Hoy en día, la mayoría de la gente accede a internet a través de sus dispositivos móviles o tablets. Ya no hace falta esperar a llegar a casa o sacar un ratito en el trabajo para buscar cualquier cosa en internet, basta con coger el móvil y consultar la información que buscas estés donde estés, en cualquier momento del día.

Según un estudio realizado en octubre de 2015 por el INE (Instituto Nacional de estadística), “el principal tipo de conexión a Internet por banda ancha es el establecido a través de un dispositivo de mano (teléfono móvil de últimas generaciones -al menos 3G-, etc.) con un 77,1% de las viviendas con acceso”.

Tu página web, además de tener un diseño y un contenido de calidad, debe estar adaptada para su correcta visualización en todo tipo de dispositivos, es lo que hoy se conoce como Responsive.
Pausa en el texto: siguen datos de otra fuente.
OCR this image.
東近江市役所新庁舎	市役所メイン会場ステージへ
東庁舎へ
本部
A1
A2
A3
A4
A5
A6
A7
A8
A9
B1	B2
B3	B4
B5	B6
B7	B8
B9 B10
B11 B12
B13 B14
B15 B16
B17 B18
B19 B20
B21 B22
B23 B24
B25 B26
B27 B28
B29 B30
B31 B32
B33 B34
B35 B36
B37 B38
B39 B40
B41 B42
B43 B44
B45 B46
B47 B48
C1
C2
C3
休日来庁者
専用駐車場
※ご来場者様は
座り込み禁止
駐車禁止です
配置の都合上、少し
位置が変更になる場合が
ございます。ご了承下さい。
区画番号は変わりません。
No es solo por una cuestión de usabilidad, sino también porque desde 2015, Google penaliza a los sitios web que no tienen esta característica, forzando que no aparezcan los resultados de las búsquedas de tu página en sus motores de búsqueda.

¿Quieres perder a un potencial cliente porque consultó tu web desde el móvil y no pudo consultarla porque se veía mal desde su terminal?

5. No te excedas en el contenido:

Como dice el refrán, lo poco agrada y lo mucho enfada. Si llenas tu web de textos interminables en los que cuentas todo pero a la vez no cuentas nada, corres el peligro de aburrir al usuario y que este abandone tu página sin captar la información que querías transmitirle.

Primero, haz un esquema de la estructura que quieres que tenga tu página, y después intenta sintetizar y resumir los contenidos todo lo que puedas. Muchas veces, sobrecargar al usuario de información hace que el mensaje que queremos transmitir se distorsione y pierda efectividad.

Así que no pongas contenido por poner, el usuario siempre va a preferir una página clara, concisa y directa, que un sitio repleto de información confusa y a la que no está dispuesto a prestarle atención.